Bisnis.com, JAKARTA – PT Pertamina (Persero) harus menanggung kerugian sekitar Rp4.350 per liter dari penjualan bahan bakar minyak (BBM) jenis Pertalite yang dijual seharga Rp7.650 di stasiun pengisian bahan bakar umum (SPBU).
Direktur Eksekutif Energy Watch Mamit Setiawan mengatakan bahwa terus meningkatnya harga minyak mentah dunia berdampak pada keekonomian harga BBM. Indonesian Crude Price (ICP) Januari 2022 sendiri mencapai US$85,89 per barel, jauh di atas asumsi yang ditetapkan dalam APBN sebesar US$63 per barel.
“Sangat merugikan bagi Pertamina jika melihat harga jual Pertalite maupun Pertamax saat ini. Sepanjang 2021 saja Pertamina harus menanggung selisih Rp2.500–Rp3.000 per liter untuk kedua jenis BBM itu. Bisa dihitung berapa potensi kerugian yang diperoleh Pertamina sepanjang 2021,” katanya kepada Bisnis, Senin (7/2/2022).

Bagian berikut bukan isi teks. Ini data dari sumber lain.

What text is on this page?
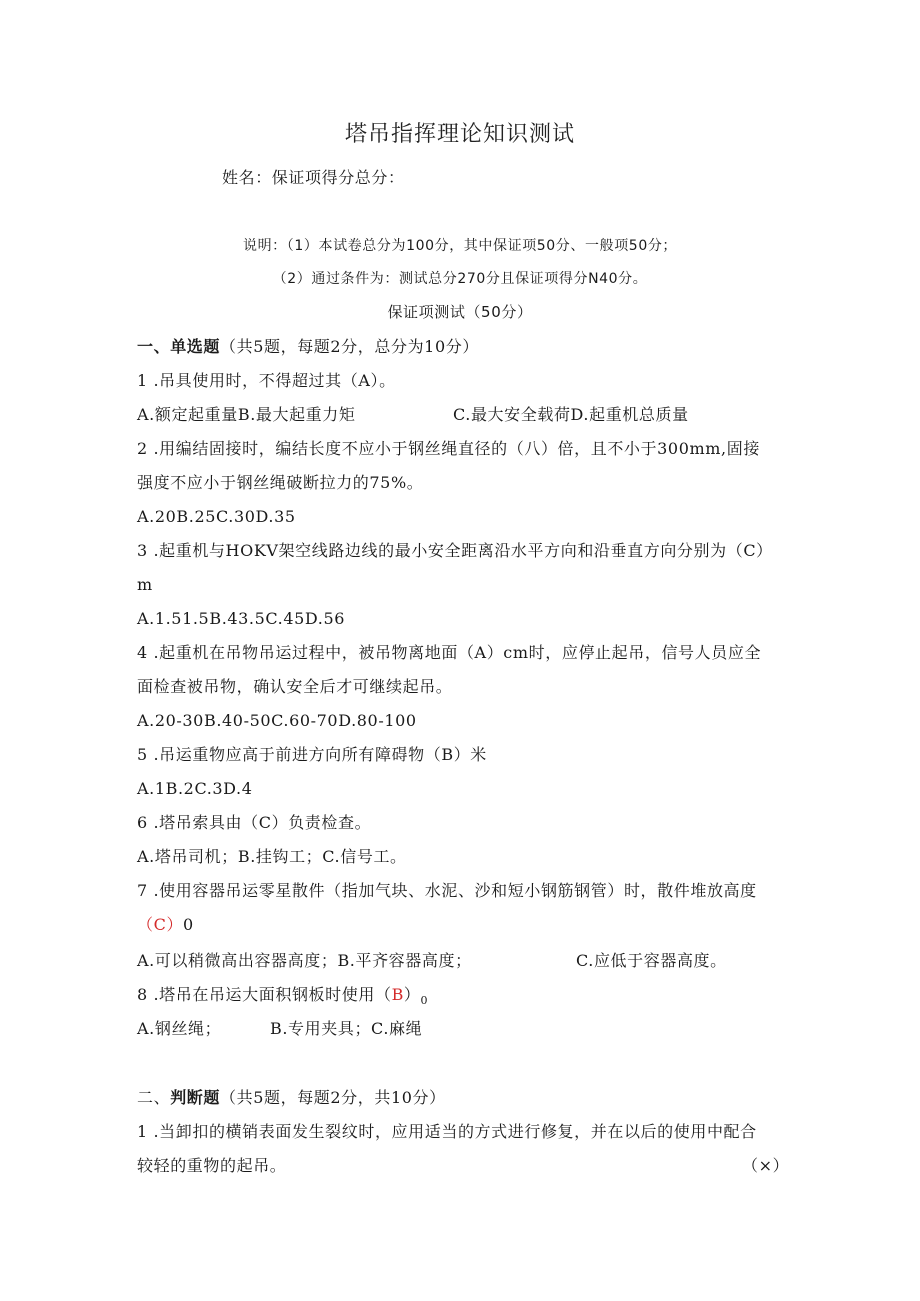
塔吊指挥理论知识测试
姓名：保证项得分总分：
说明：（1）本试卷总分为100分，其中保证项50分、一般项50分；
（2）通过条件为：测试总分270分且保证项得分N40分。
保证项测试（50分）
一、单选题（共5题，每题2分，总分为10分）
1 .吊具使用时，不得超过其（A）。
A.额定起重量B.最大起重力矩	C.最大安全载荷D.起重机总质量
2 .用编结固接时，编结长度不应小于钢丝绳直径的（八）倍，且不小于300mm,固接
强度不应小于钢丝绳破断拉力的75%。
A.20B.25C.30D.35
3 .起重机与HOKV架空线路边线的最小安全距离沿水平方向和沿垂直方向分别为（C）
m
A.1.51.5B.43.5C.45D.56
4 .起重机在吊物吊运过程中，被吊物离地面（A）cm时，应停止起吊，信号人员应全
面检查被吊物，确认安全后才可继续起吊。
A.20-30B.40-50C.60-70D.80-100
5 .吊运重物应高于前进方向所有障碍物（B）米
A.1B.2C.3D.4
6 .塔吊索具由（C）负责检查。
A.塔吊司机；B.挂钩工；C.信号工。
7 .使用容器吊运零星散件（指加气块、水泥、沙和短小钢筋钢管）时，散件堆放高度
（C）0
A.可以稍微高出容器高度；B.平齐容器高度；	C.应低于容器高度。
8 .塔吊在吊运大面积钢板时使用$(B)_0$
A.钢丝绳；	B.专用夹具；C.麻绳
二、判断题（共5题，每题2分，共10分）
1 .当卸扣的横销表面发生裂纹时，应用适当的方式进行修复，并在以后的使用中配合
较轻的重物的起吊。	（×）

Dia menuturkan, sebagai BBM yang masuk ke dalam kategori nonsubsidi, seharusnya harga Pertalite dan Pertamax dijual sesuai dengan keekonomiannya. Hanya saja, pemerintah menghendaki harga kedua jenis BBM itu tidak naik, sehingga masyarakat tidak resah.
“Jika memang pemerintah menghendaki harga tetap, maka pemerintah harus memberikan kompensasi kepada Pertamina, terutama untuk produk Pertalite, karena saat ini Pertalite menguasai 47 persen dari total konsumsi BBM secara nasional,” ujarnya.
Dengan pemberian kompensasi, maka status Pertalite bukan lagi sebagai BBM umum, tetapi menjadi BBM penugasan.
Baca Juga
Sementara itu, kata dia, porsi konsumsi Pertamax yang mencapai 11 persen dari total konsumsi seluruh BBM Pertamina harus dijual sesuai dengan harga keekonomiannya, dan tetap ada di kategori BBM umum.
Dia menilai, kompensasi ideal yang diberikan pemerintah kepada Pertamina untuk Pertalite adalah sebesar Rp3.000–Rp3.500 per liter, sehingga masyarakat dapat tetap mengonsumsi BBM jenis itu dengan harga terjangkau.